Juru bicara militer Israel mengatakan Hizbullah sengaja membangun markas di bawah gedung-gedung tempat tinggal.
DN – Militer Israel, Jumat (27/9), mengatakan pihaknya melancarkan serangan jitu pada markas pusat organisasi teror Hizbullah di Dahiyeh, pinggiran kota Beirut. Serangan itu mengguncang gedung-gedung dan menimbulkan kepulan asap besar yang membubung ke atas kota itu.
Dalam pernyataan yang disiarkan oleh televisi, Pasukan Pertahanan Israel (Israel Defense Forces/IDF) mengatakan serangan itu menarget apa yang disebut juru bicara IDF sebagai pusat teror Hizbullah yang sengaja dibangun di bawah gedung-gedeung tempat tinggal di jantung Dahiyeh.
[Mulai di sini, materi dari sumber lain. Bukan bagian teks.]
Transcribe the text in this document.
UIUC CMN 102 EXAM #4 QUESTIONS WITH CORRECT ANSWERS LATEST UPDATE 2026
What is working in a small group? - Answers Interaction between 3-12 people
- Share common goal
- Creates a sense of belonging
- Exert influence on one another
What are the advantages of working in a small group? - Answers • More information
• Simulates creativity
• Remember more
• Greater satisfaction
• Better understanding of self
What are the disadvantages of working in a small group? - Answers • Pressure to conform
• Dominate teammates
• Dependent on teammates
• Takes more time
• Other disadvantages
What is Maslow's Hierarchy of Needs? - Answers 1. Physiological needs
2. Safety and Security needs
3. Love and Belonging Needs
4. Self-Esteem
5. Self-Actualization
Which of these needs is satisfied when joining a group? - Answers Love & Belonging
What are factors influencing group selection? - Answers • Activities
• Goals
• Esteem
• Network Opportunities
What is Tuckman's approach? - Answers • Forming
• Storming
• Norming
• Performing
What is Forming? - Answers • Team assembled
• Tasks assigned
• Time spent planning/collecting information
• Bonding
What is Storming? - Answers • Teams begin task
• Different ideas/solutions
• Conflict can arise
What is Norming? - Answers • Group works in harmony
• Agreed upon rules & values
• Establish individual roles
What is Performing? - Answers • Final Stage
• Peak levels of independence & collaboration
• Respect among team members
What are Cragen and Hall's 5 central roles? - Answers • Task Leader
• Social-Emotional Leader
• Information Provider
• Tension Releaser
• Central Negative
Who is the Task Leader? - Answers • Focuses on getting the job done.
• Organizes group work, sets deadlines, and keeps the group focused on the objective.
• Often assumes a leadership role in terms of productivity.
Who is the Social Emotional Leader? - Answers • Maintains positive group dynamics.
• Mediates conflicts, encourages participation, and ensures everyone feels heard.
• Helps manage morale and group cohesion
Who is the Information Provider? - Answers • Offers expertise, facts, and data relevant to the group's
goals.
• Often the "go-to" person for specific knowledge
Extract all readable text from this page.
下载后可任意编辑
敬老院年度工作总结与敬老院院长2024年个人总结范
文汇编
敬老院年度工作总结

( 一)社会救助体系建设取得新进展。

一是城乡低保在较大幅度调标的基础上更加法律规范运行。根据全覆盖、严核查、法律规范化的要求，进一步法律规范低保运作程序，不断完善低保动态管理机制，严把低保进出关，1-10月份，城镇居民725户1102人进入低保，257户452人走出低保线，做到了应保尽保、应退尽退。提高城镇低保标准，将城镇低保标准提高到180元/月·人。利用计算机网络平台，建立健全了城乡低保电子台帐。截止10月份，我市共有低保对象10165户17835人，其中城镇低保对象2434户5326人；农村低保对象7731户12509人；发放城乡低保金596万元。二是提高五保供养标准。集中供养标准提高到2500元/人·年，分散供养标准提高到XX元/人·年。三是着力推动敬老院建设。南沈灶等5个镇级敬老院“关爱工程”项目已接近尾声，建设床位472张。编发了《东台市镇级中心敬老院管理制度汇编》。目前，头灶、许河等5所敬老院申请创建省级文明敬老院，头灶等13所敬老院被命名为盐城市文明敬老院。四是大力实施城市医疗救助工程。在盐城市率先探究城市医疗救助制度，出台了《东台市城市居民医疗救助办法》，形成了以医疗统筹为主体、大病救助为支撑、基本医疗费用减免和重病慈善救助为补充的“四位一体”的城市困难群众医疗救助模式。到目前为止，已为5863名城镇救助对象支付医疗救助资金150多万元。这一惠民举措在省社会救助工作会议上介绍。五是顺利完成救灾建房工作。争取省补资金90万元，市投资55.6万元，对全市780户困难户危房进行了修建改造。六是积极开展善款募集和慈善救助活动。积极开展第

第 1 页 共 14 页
Sumber-sumber mengatakan Amerika Serikat (AS) sudah diberitahu sebelumnya, beberapa saat sebelum serangan udara. Namun, juru bicara Pentagon Sabrina Singh mengatakan kepada para wartawan pada Jumat (27/9) bahwa AS tidak mendapat peringatan sebelumnya mengenai serangan itu. Singh mengatakan Menteri Pertahanan Lloyd Austin baru berbicara dengan Menteri Pertahanan Israel setelah operasi Israel berjalan.
Televisi Lebanon menyiarkan rekaman suasana setelah serangan. Asap tampak membubung ke uadara dan reruntuhan bangunan yang membara dengan puing-puing memenuhi jalan-jalan di sekitarnya.